Security community unprepared for LLM risks

In the cybersecurity space, LLMs have provided a playground for security researchers, both to find interesting ways to support defenders — like writing malware detection rules or mapping out a vulnerability’s likely impact — as well as breaking through the restraints put in place by their owners and discover new ways to use it for malicious purposes.

Chloé Messdaghi, head of threat research at Protect AI, a startup focused on artificial intelligence and machine learning security that just took in $35 million in Series A funding from investors this week, told SC Media that the Carnegie Mellon University paper and its conclusions demonstrate how the security community is probably “not prepared” to evaluate some of the risks that come with emerging LLMs as they are integrated into society.

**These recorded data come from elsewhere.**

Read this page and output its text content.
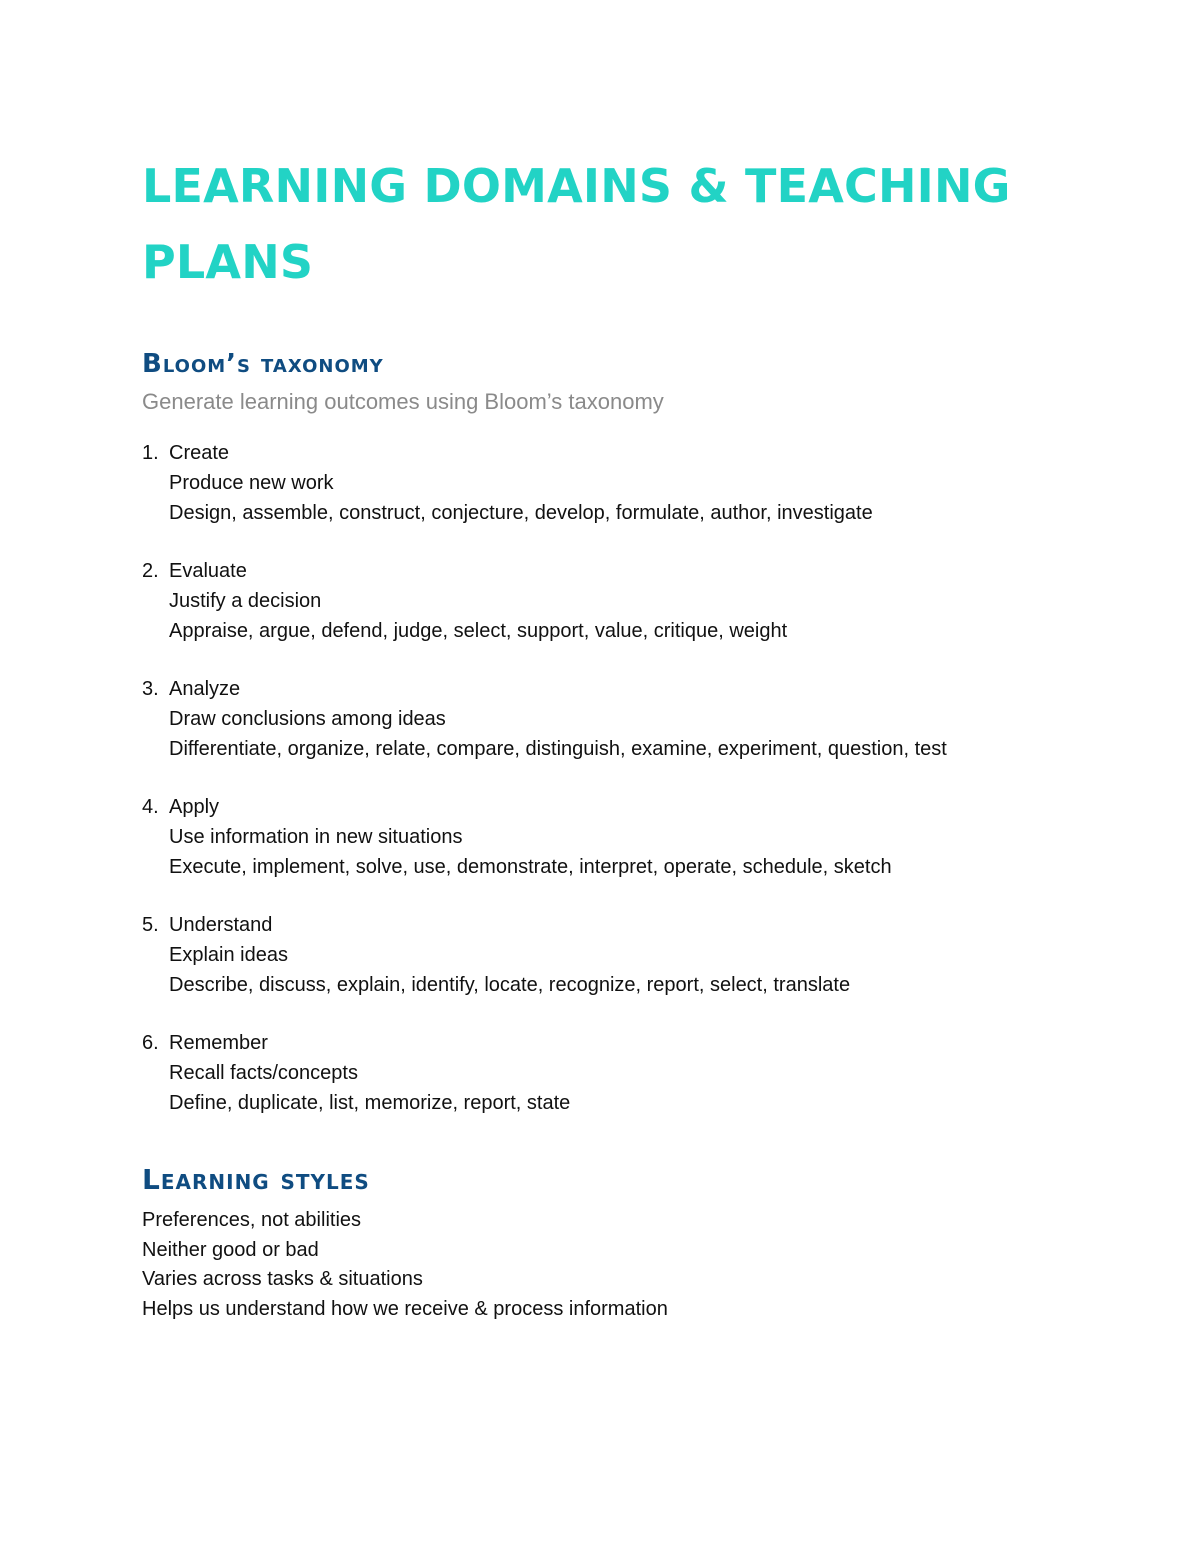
LEARNING DOMAINS & TEACHING PLANS
Bloom’s taxonomy

Generate learning outcomes using Bloom’s taxonomy

1. Create
Produce new work
Design, assemble, construct, conjecture, develop, formulate, author, investigate
2. Evaluate
Justify a decision
Appraise, argue, defend, judge, select, support, value, critique, weight
3. Analyze
Draw conclusions among ideas
Differentiate, organize, relate, compare, distinguish, examine, experiment, question, test
4. Apply
Use information in new situations
Execute, implement, solve, use, demonstrate, interpret, operate, schedule, sketch
5. Understand
Explain ideas
Describe, discuss, explain, identify, locate, recognize, report, select, translate
6. Remember
Recall facts/concepts
Define, duplicate, list, memorize, report, state
Learning styles
Preferences, not abilities
Neither good or bad
Varies across tasks & situations
Helps us understand how we receive & process information
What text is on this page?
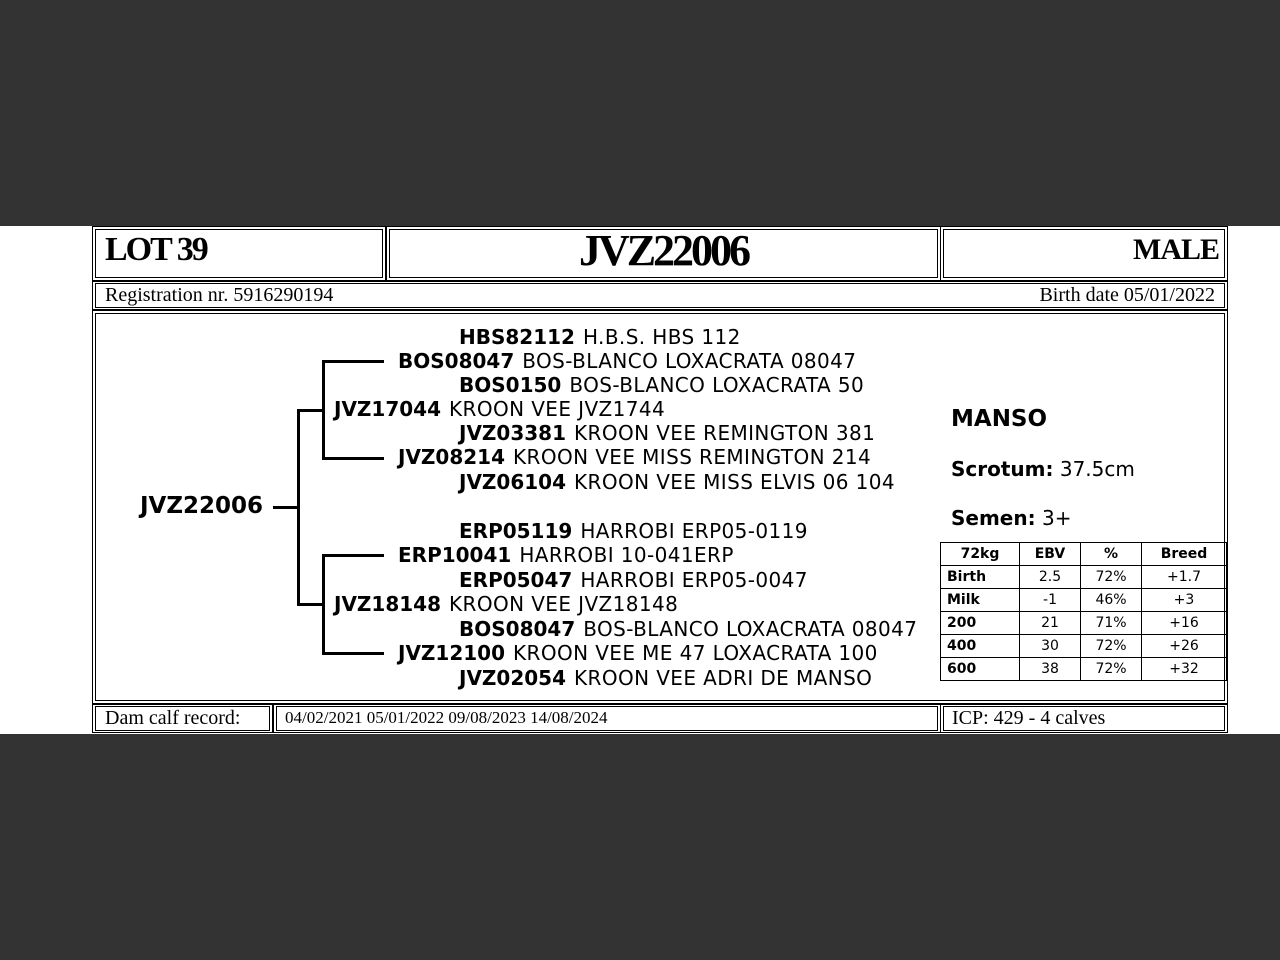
LOT 39	JVZ22006	MALE
Registration nr. 5916290194	Birth date 05/01/2022
JVZ22006
HBS82112 H.B.S. HBS 112
BOS08047 BOS-BLANCO LOXACRATA 08047
BOS0150 BOS-BLANCO LOXACRATA 50
JVZ17044 KROON VEE JVZ1744
JVZ03381 KROON VEE REMINGTON 381
JVZ08214 KROON VEE MISS REMINGTON 214
JVZ06104 KROON VEE MISS ELVIS 06 104
ERP05119 HARROBI ERP05-0119
ERP10041 HARROBI 10-041ERP
ERP05047 HARROBI ERP05-0047
JVZ18148 KROON VEE JVZ18148
BOS08047 BOS-BLANCO LOXACRATA 08047
JVZ12100 KROON VEE ME 47 LOXACRATA 100
JVZ02054 KROON VEE ADRI DE MANSO
MANSO
Scrotum: 37.5cm
Semen: 3+
72kg	EBV	%	Breed
Birth	2.5	72%	+1.7
Milk	-1	46%	+3
200	21	71%	+16
400	30	72%	+26
600	38	72%	+32
Dam calf record:	04/02/2021 05/01/2022 09/08/2023 14/08/2024	ICP: 429 - 4 calves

Another ProtectAI researcher, Dan McInerney, said while he does believe the owners of these models could do more to reduce the attack surface around prompt injection attacks, the current approach to building guardrails sensitive or controversial questions is “almost pointless” because of how easily they can be circumvented. Additionally, these models are — by design — meant to draw from already available open source data, meaning anyone who wanted to learn to build a bomb can do so relatively easily.

The way AI companies have been responding to these flaws seems to be as much about protecting their own brand and reputation with the public and regulators as it is about finding a durable solution to the problem.

“At the end of the day, curiosity is always going to exist. As long as there is curiosity around the world, there’s always going to be these issues” with AI, said Messdaghi.